Na opinião dos pesquisadores, “os resultados são particularmente marcantes porque dizem respeito a atletas de elite, que são os melhores em sua profissão e costumam ter altos rendimentos, além de status social invejável”.

“Mais investigações seriam necessárias para testar o impacto do racismo no desempenho de atletas de ligas inferiores, principalmente entre os jovens, onde se pode imaginar que os impactos da discriminação sejam ainda mais significativos e nocivos”, acrescentam.

“A conclusão do estudo é que o racismo pode causar danos econômicos à indústria do futebol.
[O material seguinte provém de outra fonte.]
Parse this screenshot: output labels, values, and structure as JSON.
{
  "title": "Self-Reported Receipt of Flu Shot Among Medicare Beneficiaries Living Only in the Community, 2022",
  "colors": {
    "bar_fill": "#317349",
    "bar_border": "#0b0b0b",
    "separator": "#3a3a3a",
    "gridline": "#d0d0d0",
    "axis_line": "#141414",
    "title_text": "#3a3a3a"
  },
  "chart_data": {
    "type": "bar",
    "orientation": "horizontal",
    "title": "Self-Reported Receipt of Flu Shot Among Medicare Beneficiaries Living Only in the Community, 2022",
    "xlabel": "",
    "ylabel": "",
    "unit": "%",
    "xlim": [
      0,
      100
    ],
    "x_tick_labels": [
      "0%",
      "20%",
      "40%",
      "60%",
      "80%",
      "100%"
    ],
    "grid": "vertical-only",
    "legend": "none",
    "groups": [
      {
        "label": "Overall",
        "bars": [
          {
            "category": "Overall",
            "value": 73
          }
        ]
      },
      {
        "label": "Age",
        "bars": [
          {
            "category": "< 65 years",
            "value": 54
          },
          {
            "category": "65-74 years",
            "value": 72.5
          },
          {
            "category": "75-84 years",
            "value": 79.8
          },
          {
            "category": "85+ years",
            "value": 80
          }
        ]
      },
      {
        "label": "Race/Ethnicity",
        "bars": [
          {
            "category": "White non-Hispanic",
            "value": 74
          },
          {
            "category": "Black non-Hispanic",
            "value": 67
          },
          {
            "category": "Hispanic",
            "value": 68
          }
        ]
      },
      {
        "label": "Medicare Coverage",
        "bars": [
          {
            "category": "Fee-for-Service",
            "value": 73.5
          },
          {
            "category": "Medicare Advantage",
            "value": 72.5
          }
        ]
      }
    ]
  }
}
O futebol, como outros esportes, atrai fãs de todo o mundo que buscam assistir e imitar jogadores extraordinários que atuam além do normal. Quando uma parte significativa dos jogadores não consegue expressar todo o seu potencial, o ‘jogo bonito’ torna-se menos bonito e menos atraente”, concluem.

Entenda o caso

O atacante Vini Jr., do Real Madrid e da Seleção Brasileira, foi, mais uma vez, alvo de insultos racistas na Espanha.

O jogador foi hostilizado por torcedores do Valencia no estádio de Mestalla na tarde deste domingo (21/5).

Nas redes sociais, Vini Jr. se manifestou sobre o ocorrido.

“Não foi a primeira vez, nem a segunda e nem a terceira. O racismo é o normal na La Liga (campeonato espanhol). A competição acha normal, a Federação também e os adversários incentivam. Lamento muito. O campeonato que já foi de Ronaldinho, Ronaldo, Cristiano e Messi hoje é dos racistas”, afirmou.

“Uma nação linda, que me acolheu e que amo, mas que aceitou exportar a imagem para o mundo de um país racista. Lamento pelos espanhois que não concordam, mas hoje, no Brasil, a Espanha é conhecida como um país de racistas. E, infelizmente, por tudo o que acontece a cada semana, não tenho como defender. Eu concordo. Mas eu sou forte e vou até o fim contra os racistas. Mesmo que longe daqui.”, escreveu.